My aunt laughs when she recounts the stories of my bouncy horse, who sat in a hard plastic shell wearing a black saddle on the corner of my parent's front porch. When my cousins would come over I would give them strict instruction on how bouncy horse liked to be handled and then I would randomly proclaim him sick and stop the play. 

When I entered middle school I wanted to be an artist. I printed out literature from the Kansas City Art Institute using my parent's dial-up computer and kept the papers in a neat stack in my room. I took oil painting classes from the neighbor on the corner and gifted my not-so-masterful pieces to my grandmother and great uncle. And at school, I filled my drawing books instead of speaking with my classmates. 

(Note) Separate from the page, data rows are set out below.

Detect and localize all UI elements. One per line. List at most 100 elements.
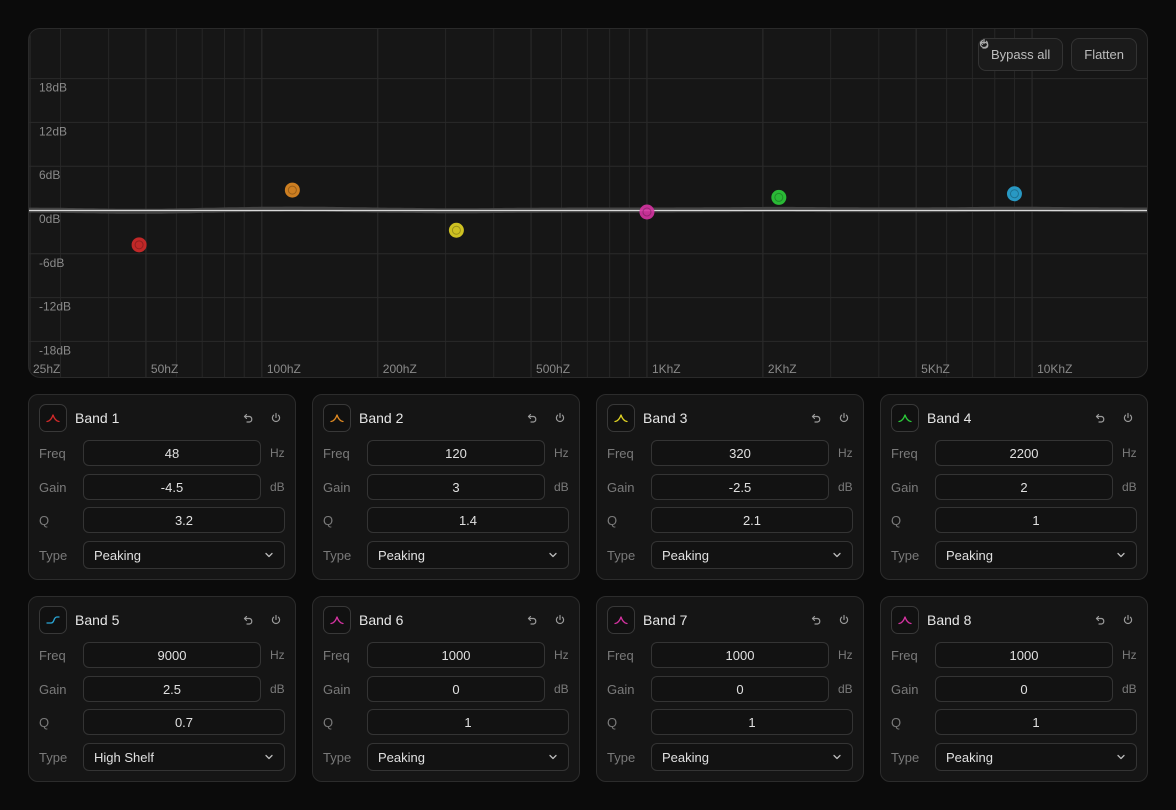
- freq-input[interactable]: 2200: [935, 440, 1113, 466]
- gain-unit: dB: [270, 480, 285, 494]
- gain-input[interactable]: -4.5: [83, 474, 261, 500]
- q-input[interactable]: 3.2: [83, 507, 285, 533]
- gain-input[interactable]: -2.5: [651, 474, 829, 500]
- band-power-button[interactable]: [1119, 409, 1137, 427]
- type-select-value: Peaking: [946, 547, 993, 563]
- band-power-button[interactable]: [267, 409, 285, 427]
- band-reset-button[interactable]: [239, 409, 257, 427]
- band-type-icon: [891, 606, 919, 634]
- band-type-icon: [323, 404, 351, 432]
- gain-input[interactable]: 0: [935, 676, 1113, 702]
- band-power-button[interactable]: [1119, 611, 1137, 629]
- freq-unit: Hz: [554, 648, 569, 662]
- peak-icon: [614, 616, 628, 625]
- freq-input[interactable]: 9000: [83, 642, 261, 668]
- q-label: Q: [607, 714, 618, 730]
- freq-input[interactable]: 1000: [651, 642, 829, 668]
- band-power-button[interactable]: [551, 611, 569, 629]
- band-handle[interactable]: [771, 189, 787, 205]
- band-reset-button[interactable]: [1091, 409, 1109, 427]
- type-select[interactable]: Peaking: [935, 541, 1137, 569]
- bypass-all-label: Bypass all: [991, 47, 1051, 62]
- chevron-down-icon: [833, 754, 841, 760]
- eq-graph[interactable]: 18dB 12dB 6dB 0dB -6dB -12dB -18dB 25hZ 50hZ 100h…: [28, 28, 1148, 378]
- q-input[interactable]: 2.1: [651, 507, 853, 533]
- band-handle[interactable]: [448, 222, 464, 238]
- q-input[interactable]: 1.4: [367, 507, 569, 533]
- type-select-value: Peaking: [94, 547, 141, 563]
- gain-row: Gain 2 dB: [891, 474, 1137, 500]
- q-input[interactable]: 1: [651, 709, 853, 735]
- band-power-button[interactable]: [835, 611, 853, 629]
- type-select[interactable]: Peaking: [651, 743, 853, 771]
- type-label: Type: [607, 749, 636, 765]
- band-handle[interactable]: [639, 204, 655, 220]
- undo-icon: [1095, 413, 1105, 423]
- freq-row: Freq 120 Hz: [323, 440, 569, 466]
- gain-input[interactable]: 2: [935, 474, 1113, 500]
- q-input[interactable]: 1: [367, 709, 569, 735]
- eq-graph-canvas[interactable]: 18dB 12dB 6dB 0dB -6dB -12dB -18dB 25hZ 50hZ 100h…: [29, 29, 1148, 378]
- band-handle[interactable]: [284, 182, 300, 198]
- band-card-1: Band 1 Freq 48 Hz Gain -4.5 dB Q 3.2 Typ…: [28, 394, 296, 580]
- q-input[interactable]: 1: [935, 507, 1137, 533]
- band-card-3: Band 3 Freq 320 Hz Gain -2.5 dB Q 2.1 Ty…: [596, 394, 864, 580]
- type-select-value: Peaking: [378, 547, 425, 563]
- band-card-4: Band 4 Freq 2200 Hz Gain 2 dB Q 1 Type P…: [880, 394, 1148, 580]
- type-row: Type Peaking: [323, 743, 569, 771]
- bypass-all-button[interactable]: Bypass all: [978, 38, 1064, 71]
- gain-input[interactable]: 0: [651, 676, 829, 702]
- band-handle[interactable]: [131, 237, 147, 253]
- band-header: Band 2: [323, 403, 569, 433]
- type-select[interactable]: Peaking: [651, 541, 853, 569]
- gain-input[interactable]: 3: [367, 474, 545, 500]
- type-select[interactable]: High Shelf: [83, 743, 285, 771]
- freq-row: Freq 9000 Hz: [39, 642, 285, 668]
- band-reset-button[interactable]: [807, 611, 825, 629]
- band-title: Band 4: [927, 410, 972, 426]
- band-power-button[interactable]: [835, 409, 853, 427]
- freq-tick-label: 1KhZ: [652, 362, 681, 376]
- freq-row: Freq 1000 Hz: [323, 642, 569, 668]
- q-input[interactable]: 0.7: [83, 709, 285, 735]
- power-icon: [555, 614, 565, 624]
- gain-input[interactable]: 2.5: [83, 676, 261, 702]
- q-row: Q 1.4: [323, 507, 569, 533]
- graph-toolbar: Bypass all Flatten: [978, 38, 1137, 71]
- db-tick-label: -12dB: [39, 300, 71, 314]
- gain-input[interactable]: 0: [367, 676, 545, 702]
- power-icon: [271, 614, 281, 624]
- band-reset-button[interactable]: [807, 409, 825, 427]
- gain-unit: dB: [1122, 480, 1137, 494]
- freq-input[interactable]: 1000: [935, 642, 1113, 668]
- band-power-button[interactable]: [551, 409, 569, 427]
- db-tick-label: -18dB: [39, 343, 71, 357]
- freq-input[interactable]: 320: [651, 440, 829, 466]
- flatten-button[interactable]: Flatten: [979, 38, 1137, 71]
- band-reset-button[interactable]: [523, 409, 541, 427]
- band-reset-button[interactable]: [1091, 611, 1109, 629]
- gain-unit: dB: [1122, 682, 1137, 696]
- band-title: Band 3: [643, 410, 688, 426]
- q-input[interactable]: 1: [935, 709, 1137, 735]
- freq-input[interactable]: 1000: [367, 642, 545, 668]
- gain-label: Gain: [607, 681, 635, 697]
- type-row: Type Peaking: [607, 541, 853, 569]
- type-select[interactable]: Peaking: [935, 743, 1137, 771]
- band-power-button[interactable]: [267, 611, 285, 629]
- band-handle[interactable]: [1006, 186, 1022, 202]
- freq-input[interactable]: 120: [367, 440, 545, 466]
- band-reset-button[interactable]: [523, 611, 541, 629]
- freq-input[interactable]: 48: [83, 440, 261, 466]
- db-tick-label: 18dB: [39, 81, 67, 95]
- gain-label: Gain: [891, 479, 919, 495]
- freq-label: Freq: [891, 647, 918, 663]
- type-select[interactable]: Peaking: [367, 541, 569, 569]
- band-reset-button[interactable]: [239, 611, 257, 629]
- q-label: Q: [891, 512, 902, 528]
- q-row: Q 1: [891, 507, 1137, 533]
- chevron-down-icon: [549, 754, 557, 760]
- type-select[interactable]: Peaking: [367, 743, 569, 771]
- type-select[interactable]: Peaking: [83, 541, 285, 569]
- chevron-down-icon: [549, 552, 557, 558]
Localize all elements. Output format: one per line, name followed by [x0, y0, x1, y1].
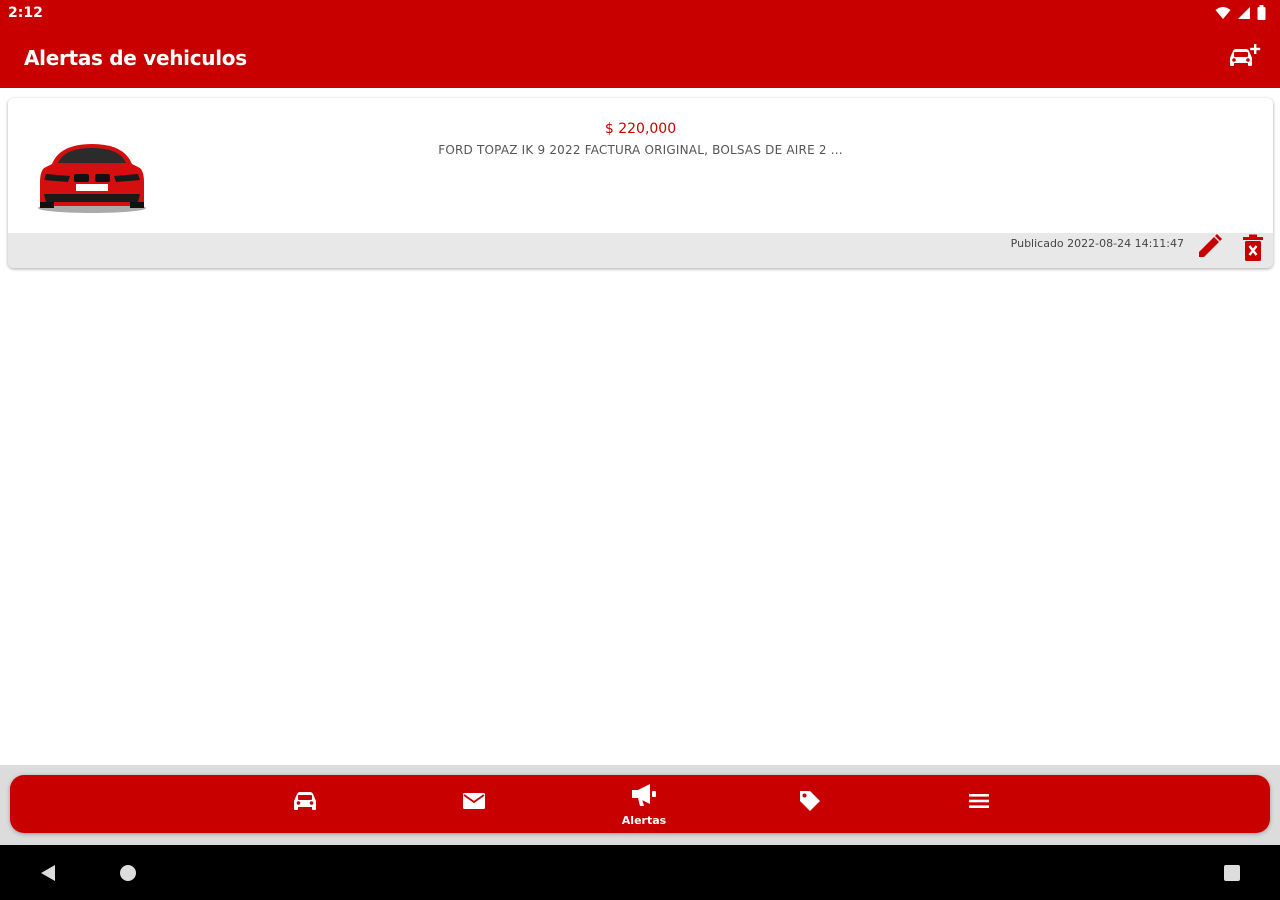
back-icon[interactable]	[38, 864, 58, 882]
signal-icon	[1237, 6, 1251, 25]
bottom-nav: Alertas	[10, 775, 1270, 833]
page-title: Alertas de vehiculos	[24, 46, 247, 70]
delete-icon	[1242, 234, 1264, 267]
alert-card-footer: Publicado 2022-08-24 14:11:47	[8, 233, 1273, 268]
battery-icon	[1257, 5, 1266, 25]
mail-icon	[462, 792, 486, 815]
alert-description: FORD TOPAZ IK 9 2022 FACTURA ORIGINAL, B…	[438, 143, 843, 157]
nav-item-alerts[interactable]: Alertas	[604, 775, 684, 833]
add-alert-button[interactable]	[1226, 42, 1262, 72]
nav-label-alerts: Alertas	[621, 813, 667, 827]
nav-item-vehicles[interactable]	[265, 775, 345, 833]
bottom-nav-container: Alertas	[0, 765, 1280, 845]
status-time: 2:12	[8, 5, 43, 21]
status-icons	[1215, 5, 1266, 25]
nav-item-messages[interactable]	[434, 775, 514, 833]
megaphone-icon	[630, 782, 658, 813]
app-screen: 2:12 Alertas de vehiculos $ 220,000 FORD…	[0, 0, 1280, 900]
menu-icon	[968, 793, 990, 814]
home-icon[interactable]	[119, 864, 137, 882]
recents-icon[interactable]	[1223, 864, 1241, 882]
app-bar: Alertas de vehiculos	[0, 26, 1280, 88]
alert-card[interactable]: $ 220,000 FORD TOPAZ IK 9 2022 FACTURA O…	[8, 98, 1273, 268]
edit-button[interactable]	[1195, 233, 1225, 265]
published-date: Publicado 2022-08-24 14:11:47	[1010, 237, 1184, 250]
alert-price: $ 220,000	[604, 121, 677, 137]
alert-card-body[interactable]: $ 220,000 FORD TOPAZ IK 9 2022 FACTURA O…	[8, 98, 1273, 233]
car-icon	[291, 790, 319, 817]
system-nav-bar	[0, 845, 1280, 900]
nav-item-menu[interactable]	[939, 775, 1019, 833]
wifi-icon	[1215, 6, 1231, 25]
edit-icon	[1196, 233, 1224, 265]
add-car-icon	[1226, 40, 1262, 75]
delete-button[interactable]	[1239, 234, 1267, 267]
status-bar: 2:12	[0, 0, 1280, 26]
nav-item-offers[interactable]	[770, 775, 850, 833]
tag-icon	[798, 789, 822, 818]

I think that period of time before teenage acne and push-up bras claimed me was a gentle truthful spot for my inner voice. I think it was able to communicate with me what it wanted before ideas of what is realistic and what is approvable crept into my mind. I think this quiet space in my mind was filled with anticipatory good before the not-so-good took hold. 

It is especially funny that I came up with the idea of being an artist. I had no artists in my life except the neighbor on the corner and I searched out an art school even though I didn’t know that college was a thing that most people needed to do to be successful. Nobody in my life had done it. 

Today I think it's extraordinarily funny that I needed to acknowledge the goals from my past sixth-grade life to feel the happiness I had been searching for. I needed to find that quiet place in my mind that I had not located for 15 years and ask it what it truly wanted. And not so shockingly, nothing had changed. 

My quiet mind told me that it still wants to create art and live a life not detailed by normalcy. It asked me to not live to work but to work to live. It reminded me that I love to learn, never want to have children, and still hate eating peas.

I love this version of myself that I find in my quiet mind and I suppose it's not a version of myself but the truth of what I am. 

To keep hold of my quiet mind I have decided to offer it what it wants and in return, it will let me keep hold of me. I paint pictures of fat cats with no expectations that they will make me money. I write with the hope that maybe someday my stories will find a place to be and if they don’t that’s perfectly okay. 

I make a list of all of the things I want to do with my time living and I am pleased that on this list I find to create every day and write some kind of book. This list came from the ageless depths of my quiet mind and I look at it with the same pride that I did the oil paintings I created in my neighbor's studio. 

This was all so easy but I made it so hard. The sixth-grader that I was did not need to die to offer me an adult life. Quite the opposite actually, I needed to let her live so I could feel complete. 

I have been in touch with a feeling lately that I have never before felt in my life. It is the confidence that if sixth-grade Christina was given a crystal ball to look into her future that she would feel proud of what she saw there. 

And all it took, was listening to her.